As revelações de Snowden são muito
mais graves do que as de Manning. Os telegramas diplomáticos trocados entre as
missões americanas, no mundo, e o Departamento de Estado (divulgados por
Assange), revelavam seu juízo
desprezível sobre personalidades importantes dos governos “amigos” e o uso de
intrigas que favoreciam a influência internacional de Washington.
Snowden denuncia o monitoramento das
comunicações eletrônicas internacionais, com o conluio das empresas privadas
que operam o sistema, como é o caso do Google, do Facebook, da Yahoo, e de
outras. Trata-se de uma agressão ao mundo inteiro.
A reação de alguns países europeus mostra
que os Estados Unidos podem manter e, eventualmente, empregar todo o seu imenso
poder militar, mas estão perdendo o respeito da Humanidade. Eles sempre poderão
contar com a vassalagem de algumas nações, seja pela cumplicidade histórica,
como é o caso do Reino Unido e da Espanha, seja pelo medo, mas isso não basta
para impor ao planeta a sua vontade.
Além de a União Européia manifestar a sua
preocupação, a chanceler Ângela Merkel declarou que vai conversar sobre o
assunto com Obama, que visitará Berlim quarta feira. Peter Schaar, especialista em internet,
resumiu: “o problema é que nós europeus não estamos protegidos. A lei americana
só protege americanos”.
Na mesma linha se pronunciaram Joerg-Uwe
Hahn, secretário de Justiça do land de Hesse e Sabine Leutheusser, ministra da
Justiça, em artigo publicado em Der Spiegel, diz que a vigilância americana é
profundamente desconcertante e potencialmente perigosa. “Quanto mais uma
sociedade monitora, controla e observa seus cidadãos, menos livre ela é” –
acrescentou.
Embora os meios ocidentais de
comunicação prevejam que Beijing entregará o jovem a Washington, para não
perturbar o relacionamento amistoso entre os dois países, o silêncio do governo
mantém a dúvida. Se, na opinião pública mundial, a provável proteção ao rapaz
favorecerá a China, a eventual entrega do funcionário da Booz Allen – outro
herói na prisão - seria enorme presente
de grego, imenso cavalo de Tróia.
O processo contra o técnico – não
sujeito à severidade excessiva dos códigos militares – poderá estimular outros
vazamentos públicos, em uma comunidade de segurança que envolve milhares de
civis.
Isso significaria uma rebelião declarada
contra o sistema, muito mais grave do que a inconfidência que atinja só o
governo Obama. Enquanto isso, os chineses, que são mestres nesse tipo de jogo,
devem divertir-se com o suspense.
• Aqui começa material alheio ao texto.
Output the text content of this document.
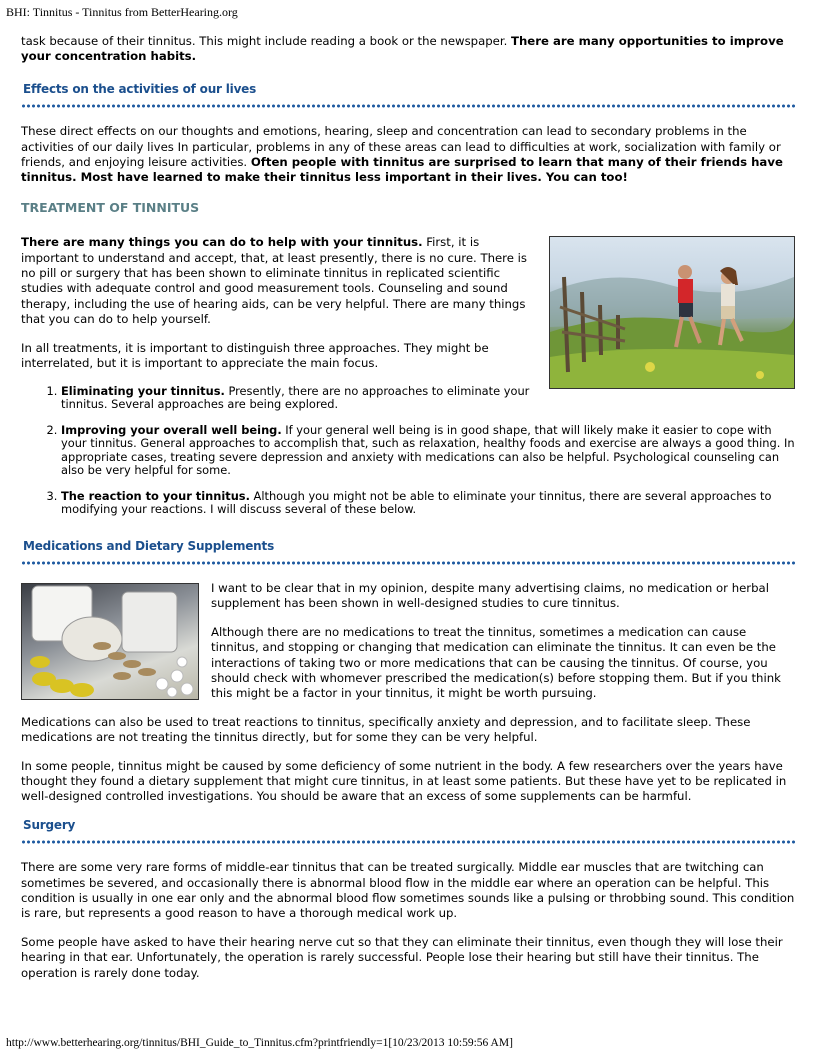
BHI: Tinnitus - Tinnitus from BetterHearing.org

task because of their tinnitus. This might include reading a book or the newspaper. There are many opportunities to improve your concentration habits.

Effects on the activities of our lives

These direct effects on our thoughts and emotions, hearing, sleep and concentration can lead to secondary problems in the activities of our daily lives In particular, problems in any of these areas can lead to difficulties at work, socialization with family or friends, and enjoying leisure activities. Often people with tinnitus are surprised to learn that many of their friends have tinnitus. Most have learned to make their tinnitus less important in their lives. You can too!

TREATMENT OF TINNITUS

There are many things you can do to help with your tinnitus. First, it is important to understand and accept, that, at least presently, there is no cure. There is no pill or surgery that has been shown to eliminate tinnitus in replicated scientific studies with adequate control and good measurement tools. Counseling and sound therapy, including the use of hearing aids, can be very helpful. There are many things that you can do to help yourself.

In all treatments, it is important to distinguish three approaches. They might be interrelated, but it is important to appreciate the main focus.

1. Eliminating your tinnitus. Presently, there are no approaches to eliminate your tinnitus. Several approaches are being explored.
2. Improving your overall well being. If your general well being is in good shape, that will likely make it easier to cope with your tinnitus. General approaches to accomplish that, such as relaxation, healthy foods and exercise are always a good thing. In appropriate cases, treating severe depression and anxiety with medications can also be helpful. Psychological counseling can also be very helpful for some.
3. The reaction to your tinnitus. Although you might not be able to eliminate your tinnitus, there are several approaches to modifying your reactions. I will discuss several of these below.
Medications and Dietary Supplements

I want to be clear that in my opinion, despite many advertising claims, no medication or herbal supplement has been shown in well-designed studies to cure tinnitus.

Although there are no medications to treat the tinnitus, sometimes a medication can cause tinnitus, and stopping or changing that medication can eliminate the tinnitus. It can even be the interactions of taking two or more medications that can be causing the tinnitus. Of course, you should check with whomever prescribed the medication(s) before stopping them. But if you think this might be a factor in your tinnitus, it might be worth pursuing.

Medications can also be used to treat reactions to tinnitus, specifically anxiety and depression, and to facilitate sleep. These medications are not treating the tinnitus directly, but for some they can be very helpful.

In some people, tinnitus might be caused by some deficiency of some nutrient in the body. A few researchers over the years have thought they found a dietary supplement that might cure tinnitus, in at least some patients. But these have yet to be replicated in well-designed controlled investigations. You should be aware that an excess of some supplements can be harmful.

Surgery

There are some very rare forms of middle-ear tinnitus that can be treated surgically. Middle ear muscles that are twitching can sometimes be severed, and occasionally there is abnormal blood flow in the middle ear where an operation can be helpful. This condition is usually in one ear only and the abnormal blood flow sometimes sounds like a pulsing or throbbing sound. This condition is rare, but represents a good reason to have a thorough medical work up.

Some people have asked to have their hearing nerve cut so that they can eliminate their tinnitus, even though they will lose their hearing in that ear. Unfortunately, the operation is rarely successful. People lose their hearing but still have their tinnitus. The operation is rarely done today.

http://www.betterhearing.org/tinnitus/BHI_Guide_to_Tinnitus.cfm?printfriendly=1[10/23/2013 10:59:56 AM]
E Washington, ao que parece, hesita em pedir
a extradição e pagar o preço de novo embaraço diplomático.
Os Estados Unidos, ao contrário de
Camões, que ali se achou, ainda se encontram perdidos “sóbolos rios da
Babilônia”, no Iraque e em seus arredores. De lá saem sem glória, carregando um
passivo de centenas de milhares de mortos, também com milhares de seus próprios
soldados mortos ou inválidos no corpo e na alma, em 10 anos de guerra limitada e mais dez anos
de guerra aberta.
Os Estados Unidos terão que se decidir:
ajustam sua convivência com o mundo, ou fazem a guerra ao mundo.